We see in today’s Gospel Jesus challenging his disciples, and particularly Philip, to deal with a practical problem—feeding 5,000 hungry people who had invited themselves to follow him into the wilderness.   In a place where there wasn’t a supermarket or food court, hungry and tired people were growing restless.  Jesus asked for advise from his disciples, who had no ready solution.  Andrew was approached by a young person who had enough for a meal for a few people.  And, while his disciples expressed doubt, Jesus gave thanks for what they had and asked to have it shared out.  There was suddenly enough food for everyone, with lots left over.   Whether the miracle was people following the child’s and Jesus’ examples by sharing what they had or was a physical miracle that created fish and bread out of the elements of creation, Jesus’ decision to have thousands of people sit down to rest and be fed was a conscious decision. He could have decided differently—perhaps not based the shared meal on the gift offered to him; perhaps encourage the strangers to move on; perhaps talk about the virtues of fasting as a spiritual discipline.  Jesus didn’t—he chose to care for those in need; share out what was freely offered to him; took time to talk with his friends about how the problem could be solved—a problem he didn’t cause but could help alleviate.

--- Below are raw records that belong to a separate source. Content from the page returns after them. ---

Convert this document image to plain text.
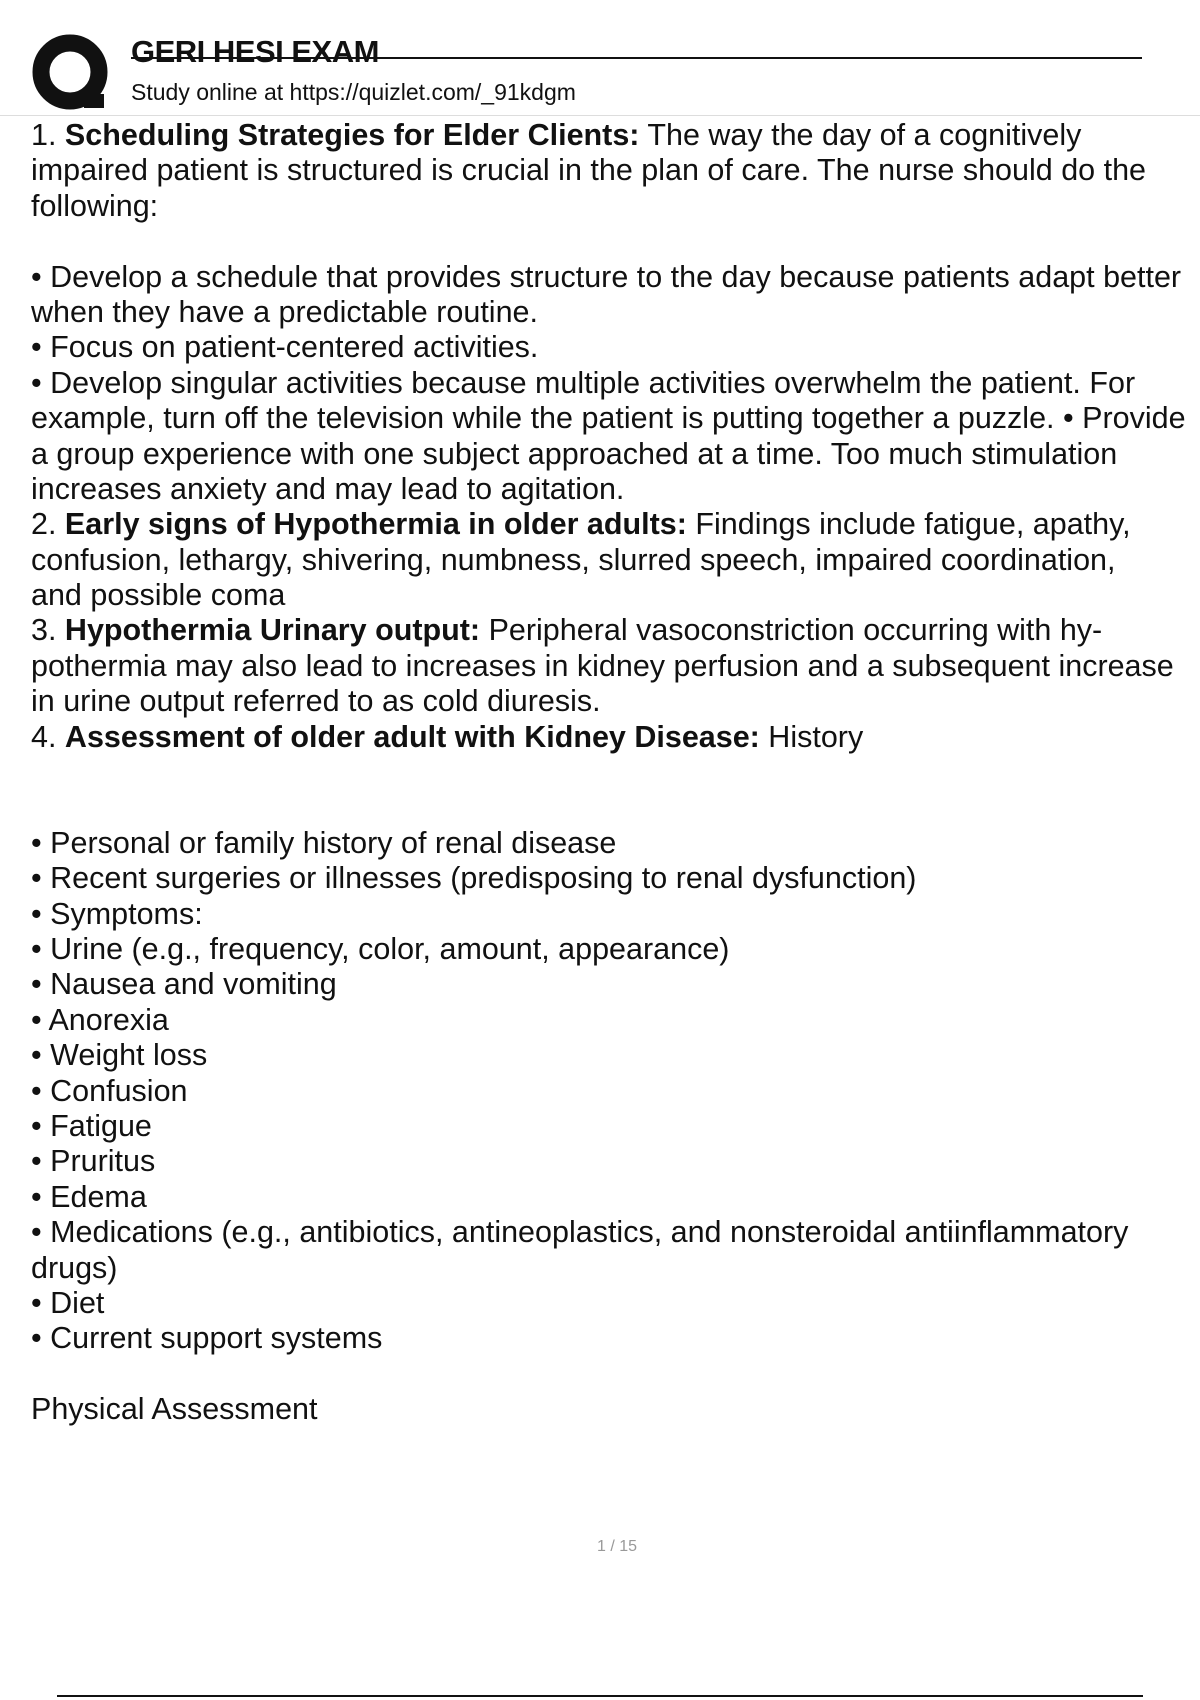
GERI HESI EXAM
Study online at https://quizlet.com/_91kdgm
1. Scheduling Strategies for Elder Clients: The way the day of a cognitively
impaired patient is structured is crucial in the plan of care. The nurse should do the
following:
• Develop a schedule that provides structure to the day because patients adapt better
when they have a predictable routine.
• Focus on patient-centered activities.
• Develop singular activities because multiple activities overwhelm the patient. For
example, turn off the television while the patient is putting together a puzzle. • Provide
a group experience with one subject approached at a time. Too much stimulation
increases anxiety and may lead to agitation.
2. Early signs of Hypothermia in older adults: Findings include fatigue, apathy,
confusion, lethargy, shivering, numbness, slurred speech, impaired coordination,
and possible coma
3. Hypothermia Urinary output: Peripheral vasoconstriction occurring with hy-
pothermia may also lead to increases in kidney perfusion and a subsequent increase
in urine output referred to as cold diuresis.
4. Assessment of older adult with Kidney Disease: History
• Personal or family history of renal disease
• Recent surgeries or illnesses (predisposing to renal dysfunction)
• Symptoms:
• Urine (e.g., frequency, color, amount, appearance)
• Nausea and vomiting
• Anorexia
• Weight loss
• Confusion
• Fatigue
• Pruritus
• Edema
• Medications (e.g., antibiotics, antineoplastics, and nonsteroidal antiinflammatory
drugs)
• Diet
• Current support systems
Physical Assessment
1 / 15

Once the multitude was fed and rested they could each choose what to do—go home; spent the night where they were; follow Jesus in his personal pilgrimage.  They couldn’t make such decisions when tired and hungry.  They weren’t free to make a good decision until their immediate physical needs were met.

As followers of Jesus we are urged to follow his example.  We are free people encouraged to help people be free from the burdens that stop them from being truly free, truly human.  This is something we can only do if we freely chose to attempt it.  We don’t last on the front lines of compassion if we feel coerced to be there.  But as free people we can help the hungry loose their chain of hunger; as free people we can work hard to ensure that there will be an end to violence in our homes; as free people we can learn to trust one another, weave together a small glimpse of heaven that heals the tensions that leads to battlefields.

About 2,000 years ago a small group of people challenged the entire world by saying that feeding the poor was a sacrament, that God was for everyone, that love of neighbour was the true essence of being within creation.  They chose to embrace the possibility of a free relationship with God and one another and sent out ripples that continue to the current moment. From sanctuaries for abused women to the gates of The School of the Americas to digging wells to healing circles to communities such as the Catholic Worker, in movements such as Christian Peacemakers, in meals-on-wheels programmes and wherever people come together to build a better world for others the ripples from the hillside in Galilee continue.

Sometimes we break the laws of our society to accomplish this—risking fines to feed the hungry in a park; risking jail to provide sanctuary to the illegal refugee in our lands; sometimes we are honoured by all for living in community with the most vulnerable.  The freedom we embrace permits us to embrace the real challenge of removing all the barriers between people and freedom.  This was the gift offered to all of humanity at creation and embraced freely by Jesus on the road to Calvary and beyond.  When we look at the cross we see freedom in action; when we remember the open tomb we see liberation.